We create sample reviews of a game and attempt to see how the model might classify or continue the text. These are not necessarily refined sentiment analyses, but they illustrate the model’s completion behavior when given a particular pattern or instruction.

REVIEWS = [
    """1)I know Blizzard gets a lot of hate, but personally, I don't think it gets enough. 2)During my childhood Blizzard couldn’t get it wrong. As an adult, they can’t get it right""",
    """Either you work as a laborer or you farm in Diablo 4. They're both the same.""",
    """If you had fun with previous Diablo titles, you'll enjoy this one. It's nothing new or groundbreaking, more or less the same as Diablo III with a graphics upgrade""",
    """I'm not really the target audience here, as I don't stick around with ARPGs for long, but so far it's been quite enjoyable and addicting... and also the one I've played the most.""",
    """I heard a lot of trash talk about D4, and let’s be honest here - a lot of criticism is absolutely justified, but the game is nowhere near as bad as some people paint it to be""",
    """I dont care what everyone says i loved playing the campaign."""
]

Another simple generate_text function

This is a slight redefinition of generate_text to return only the new tokens after the input prompt, for convenience.

def generate_text(prompt, max_new_tokens=20):
    inputs = tokenizer(prompt, return_tensors="pt")["input_ids"]
    outputs = model.generate(
        inputs,
        pad_token_id = tokenizer.eos_token_id,
        max_new_tokens=max_new_tokens,
        do_sample=False,
        temperature=None,
        top_p=None)
    return tokenizer.decode(outputs[0,inputs.shape[1]:])

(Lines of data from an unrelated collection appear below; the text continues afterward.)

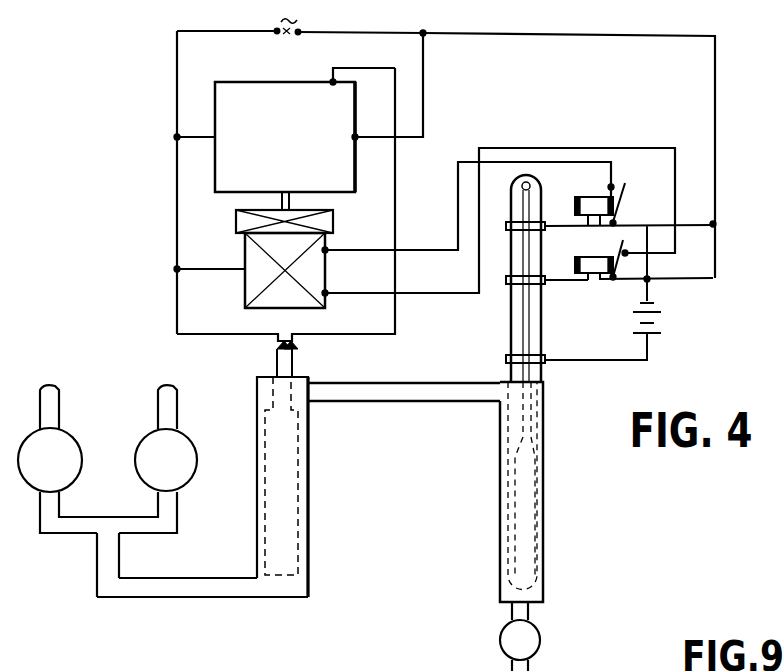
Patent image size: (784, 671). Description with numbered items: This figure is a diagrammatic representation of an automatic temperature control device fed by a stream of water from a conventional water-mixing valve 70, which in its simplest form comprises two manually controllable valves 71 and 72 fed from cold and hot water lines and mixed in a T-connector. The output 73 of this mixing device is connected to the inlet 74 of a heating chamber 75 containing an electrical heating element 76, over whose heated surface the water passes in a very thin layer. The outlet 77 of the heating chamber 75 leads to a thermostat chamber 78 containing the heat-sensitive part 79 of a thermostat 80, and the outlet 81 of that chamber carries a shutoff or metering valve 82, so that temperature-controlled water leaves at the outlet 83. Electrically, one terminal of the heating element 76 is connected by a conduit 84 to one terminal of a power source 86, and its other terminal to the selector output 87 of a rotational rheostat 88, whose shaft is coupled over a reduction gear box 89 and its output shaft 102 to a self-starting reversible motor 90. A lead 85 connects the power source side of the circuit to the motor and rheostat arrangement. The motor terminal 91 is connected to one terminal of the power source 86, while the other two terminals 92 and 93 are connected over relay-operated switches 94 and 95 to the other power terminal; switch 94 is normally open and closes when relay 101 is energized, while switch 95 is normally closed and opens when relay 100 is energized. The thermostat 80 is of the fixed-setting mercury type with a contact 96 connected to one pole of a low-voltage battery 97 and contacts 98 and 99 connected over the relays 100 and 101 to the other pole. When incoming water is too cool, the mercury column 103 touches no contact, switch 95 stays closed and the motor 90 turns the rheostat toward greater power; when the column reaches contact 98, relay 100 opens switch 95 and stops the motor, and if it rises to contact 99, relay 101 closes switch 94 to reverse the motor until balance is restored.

The water-mixing valve 70 is at (77, 541).
The manually controllable valve 71 is at (68, 433).
The manually controllable valve 72 is at (190, 442).
The output 73 is at (120, 562).
The inlet 74 is at (290, 598).
The heating chamber 75 is at (310, 497).
The electrical heating element 76 is at (290, 458).
The outlet 77 is at (310, 382).
The thermostat chamber 78 is at (545, 508).
The heat-sensitive part 79 is at (520, 523).
The thermostat 80 is at (508, 327).
The outlet 81 is at (511, 610).
The shutoff or metering valve 82 is at (541, 635).
The outlet 83 is at (512, 668).
The conduit 84 is at (177, 205).
The lead 85 is at (400, 186).
The power source 86 is at (300, 40).
The selector output 87 is at (331, 80).
The rotational rheostat 88 is at (230, 103).
The gear box 89 is at (334, 224).
The motor 90 is at (245, 290).
The terminal 91 is at (243, 268).
The terminal 92 is at (327, 251).
The terminal 93 is at (327, 295).
The relay-operated switch 94 is at (622, 206).
The relay-operated switch 95 is at (620, 268).
The contact 96 is at (546, 364).
The low-voltage battery 97 is at (662, 326).
The contact 98 is at (506, 280).
The contact 99 is at (506, 226).
The relay 100 is at (590, 257).
The relay 101 is at (580, 198).
The output shaft 102 is at (293, 207).
The mercury column 103 is at (528, 345).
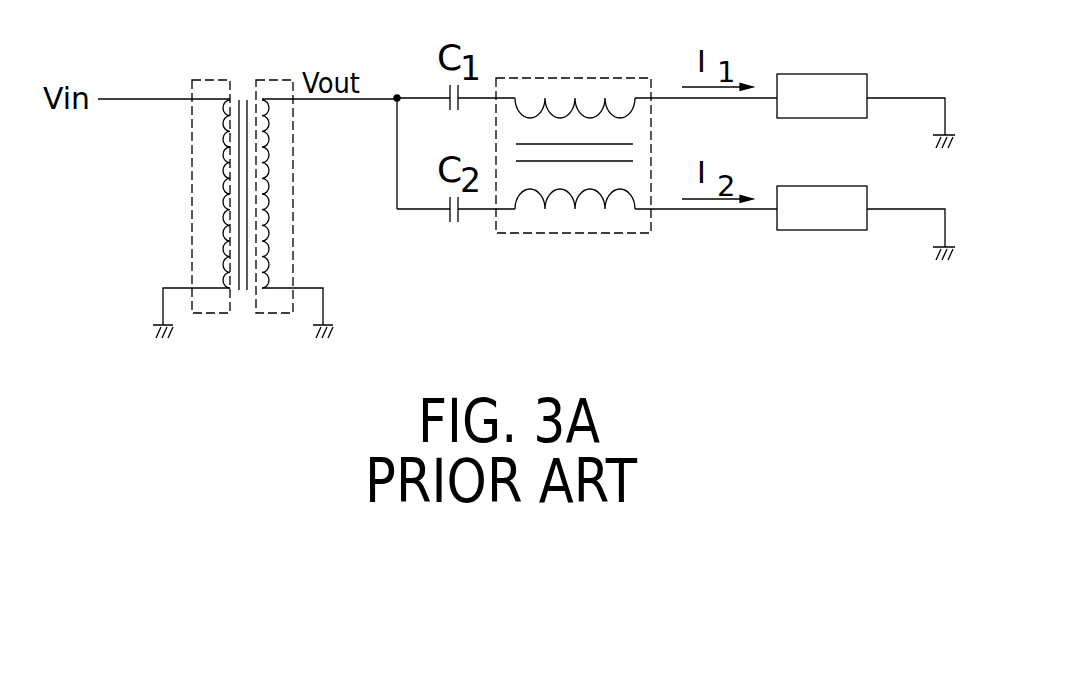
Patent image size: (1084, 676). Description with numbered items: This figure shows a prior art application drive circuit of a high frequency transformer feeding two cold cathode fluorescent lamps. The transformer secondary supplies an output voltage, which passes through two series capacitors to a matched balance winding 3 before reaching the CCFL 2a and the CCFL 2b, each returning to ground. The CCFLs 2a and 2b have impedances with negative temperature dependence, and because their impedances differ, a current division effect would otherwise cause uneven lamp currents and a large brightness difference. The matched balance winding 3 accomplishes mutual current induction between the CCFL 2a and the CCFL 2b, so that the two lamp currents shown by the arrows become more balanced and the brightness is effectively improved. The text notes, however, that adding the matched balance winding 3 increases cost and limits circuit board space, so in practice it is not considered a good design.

The matched balance winding 3 is at (574, 78).
The CCFL 2a is at (826, 74).
The CCFL 2b is at (826, 232).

Quick Examples of Continuations for Sentiment-Like Prompts

generate_text("Someone said: " + REVIEWS[0] + "\nThis comment is")
" a joke.\n\nI don't think Blizzard gets enough hate. I think they get too"
generate_text("Someone said: " + REVIEWS[0] + "\nThe sentiment of this comment is")
' that Blizzard is a company that has been around for a long time and has been around for a'

Classifying positivity or negativity

We prompt the model to guess whether a review is “positive” or “negative.” It tries to continue the text accordingly, though it may not be accurate or fully aligned with typical sentiment analyzers.

for r in REVIEWS:
    print(generate_text("Someone said: " + r + "\nIf this reviewer had to classify this as positive or negative, they would choose", max_new_tokens=5))
 positive.

I
 positive.

I
 positive. It's a
 positive.

I
 negative.

The
 positive.

I
 good

(Note how the model is somewhat inconsistent.)


Few-Shot Prompting

By providing some labeled examples, we can coax the model to produce classification results more in line with them.

REVIEW_PROMPT = """
Review: tried on gamepass, and freaking love it, might as well get it on steam while its on sale.
Decision: good

Review: Game was released defunct, with Paradox and Colossal lying about the state of the game and the game play aspects.
Decision: bad

Review: Almost seven months after launch this game is still not were it is supposed to.
Decision: bad

Review: It is being improved and with time will become the greatest city builder ever.
Decision: good
"""

for r in REVIEWS:
    print(generate_text(REVIEW_PROMPT + f"\nReview:{r}\nDecision:", max_new_tokens=1))
 good
 bad
 good
 good
 good
 good

Here, after seeing the provided examples, the model leans more toward good for many of the reviews.